Для неподготовленного глаза его перемещения были вовсе не заметны. Да и мой опытный взгляд тоже не всегда видел странные движения оттопыриваемых карманов.
— Ты же знаешь, брат, что все мы ходим под Богом и только одному ему дано решать — кто и какую получит участь, — подал голос средний царский сын, Фёдор Васильевич. — А мы уж смиренно должны принять судьбинушку и не противиться ей, дабы не случилось чего дурного…
А вот у среднего сына голос тёк медовой речкой с кисельными берегами. Чуть ли не пах церковным елеем. Такому голосу хотелось лишь внимать и внимать, слушать бесконечно и поражаться мудрости, доброте и духовной мощи говорящего. Как-никак будущий Патриарх Московский и всея Руси, ему нельзя звучать иначе, только торжественным перезвоном колоколов благовеста…
Митрополит Даниил, что стоял позади трона Фёдора Васильевича, не смог удержаться от кивания. Он явно гордился словами своего воспитанника. Митрополит был один из тех, кто всегда стоят в тени трона, но мягко оказывают на него влияние. В данном случае влияние шло через воспитанника — среднего сына царя.
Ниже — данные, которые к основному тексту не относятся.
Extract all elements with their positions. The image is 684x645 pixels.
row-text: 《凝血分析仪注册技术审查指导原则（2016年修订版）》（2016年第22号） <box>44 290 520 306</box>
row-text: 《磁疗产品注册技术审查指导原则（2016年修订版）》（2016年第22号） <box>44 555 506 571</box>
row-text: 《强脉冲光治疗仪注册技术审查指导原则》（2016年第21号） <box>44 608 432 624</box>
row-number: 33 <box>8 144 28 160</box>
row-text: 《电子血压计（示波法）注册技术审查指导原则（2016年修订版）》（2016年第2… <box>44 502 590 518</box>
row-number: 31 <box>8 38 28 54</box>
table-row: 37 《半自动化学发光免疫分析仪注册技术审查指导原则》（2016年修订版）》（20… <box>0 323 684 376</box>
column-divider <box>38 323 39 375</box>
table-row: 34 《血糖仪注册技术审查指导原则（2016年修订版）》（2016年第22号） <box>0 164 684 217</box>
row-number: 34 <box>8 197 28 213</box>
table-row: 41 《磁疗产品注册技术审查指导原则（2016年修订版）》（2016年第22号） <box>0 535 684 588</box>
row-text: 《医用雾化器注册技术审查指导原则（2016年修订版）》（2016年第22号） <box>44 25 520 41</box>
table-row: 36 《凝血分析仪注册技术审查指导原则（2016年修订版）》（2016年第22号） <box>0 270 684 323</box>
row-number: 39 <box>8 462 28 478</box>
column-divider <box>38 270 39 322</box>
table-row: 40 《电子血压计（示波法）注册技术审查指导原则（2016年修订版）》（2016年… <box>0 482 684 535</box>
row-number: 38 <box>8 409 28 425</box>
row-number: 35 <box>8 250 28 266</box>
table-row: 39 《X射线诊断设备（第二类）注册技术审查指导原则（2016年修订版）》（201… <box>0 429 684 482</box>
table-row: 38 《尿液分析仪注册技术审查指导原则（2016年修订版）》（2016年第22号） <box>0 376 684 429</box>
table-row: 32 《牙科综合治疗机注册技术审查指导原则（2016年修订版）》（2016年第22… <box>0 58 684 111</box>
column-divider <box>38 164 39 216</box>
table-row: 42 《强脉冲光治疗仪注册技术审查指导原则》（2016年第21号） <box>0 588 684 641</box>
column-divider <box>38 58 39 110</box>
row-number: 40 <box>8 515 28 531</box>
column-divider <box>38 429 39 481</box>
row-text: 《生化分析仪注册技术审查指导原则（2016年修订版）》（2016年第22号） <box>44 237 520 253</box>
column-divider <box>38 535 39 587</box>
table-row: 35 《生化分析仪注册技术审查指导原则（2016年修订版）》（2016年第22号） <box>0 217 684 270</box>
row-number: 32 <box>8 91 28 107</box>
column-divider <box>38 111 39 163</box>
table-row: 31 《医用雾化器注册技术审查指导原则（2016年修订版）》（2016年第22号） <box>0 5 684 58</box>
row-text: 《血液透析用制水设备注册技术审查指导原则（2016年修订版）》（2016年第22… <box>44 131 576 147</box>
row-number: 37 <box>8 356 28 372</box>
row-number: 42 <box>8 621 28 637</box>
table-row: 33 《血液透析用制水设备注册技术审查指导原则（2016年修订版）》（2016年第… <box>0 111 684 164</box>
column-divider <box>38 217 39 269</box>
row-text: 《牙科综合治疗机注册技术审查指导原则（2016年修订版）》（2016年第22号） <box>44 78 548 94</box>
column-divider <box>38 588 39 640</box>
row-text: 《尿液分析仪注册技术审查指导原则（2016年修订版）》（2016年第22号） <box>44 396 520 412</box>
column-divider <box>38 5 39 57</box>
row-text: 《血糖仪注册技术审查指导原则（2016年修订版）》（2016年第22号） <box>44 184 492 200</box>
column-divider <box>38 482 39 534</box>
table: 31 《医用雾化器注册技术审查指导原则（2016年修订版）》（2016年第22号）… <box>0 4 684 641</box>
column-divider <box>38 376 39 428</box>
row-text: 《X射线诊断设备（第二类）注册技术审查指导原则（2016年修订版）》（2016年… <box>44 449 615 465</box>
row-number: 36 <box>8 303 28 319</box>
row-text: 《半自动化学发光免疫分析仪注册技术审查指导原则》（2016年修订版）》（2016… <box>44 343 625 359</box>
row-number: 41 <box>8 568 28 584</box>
— Я не совсем понимаю, Фёдор Васильевич, — покачал я головой, незаметно делая знак отрицания. — Что-то вроде бы и слова хорошие, но к месту ли они произнесены?
— Конечно же, к месту, — мягко улыбнулся Фёдор Васильевич. — Вот ты сам сказал, что в той сказке было сказано: «У царя три сына. Старший умный был детина…» Это касается первого сына, который опора династии, продолжатель Рода. А что было дальше? «Средний был и так и сяк»? Это уже относится к духовному становлению среднего чада, который идёт по религиозной стезе и общается как с высшими материями, так и с мирскими существами. Да, среднему брату положено быть духовной особой… А ты, младший брат, — другак. Тебе самой судьбой предначертано быть ведарем, защитником людей от монстров и чудовищ Бездны… Колдуном и ратником…
Я только криво усмехнулся. Как гладко излагает, словно по писаному. А может быть даже готовился к нашей встрече и уже проговаривал эту небольшую речь. И ведь ему хотелось верить. Смотреть в благостное лицо с аккуратно подстриженной бородкой и слушать, чувствуя, как губы расплываются в глупой улыбке.
Но я не из его паствы. Нечего меня умасливать, чтобы потом ножницами состригать отросшую шерсть!
— Я не ропщу на судьбу. Я всегда помню, что Бездна рядом, — ответил я на очередную попытку успокоить меня. — Но я хочу получить то, что должен получить по праву крови!
Между боярами прокатились урчащие шепотки. Дворовые люди охренели от моих слов.
— По праву крови? А не много ли ты на себя берёшь, сын? — между кустистыми бровями отца пролегла гневная складка. — Ты уже обладаешь жизнью, а это высший дар права крови!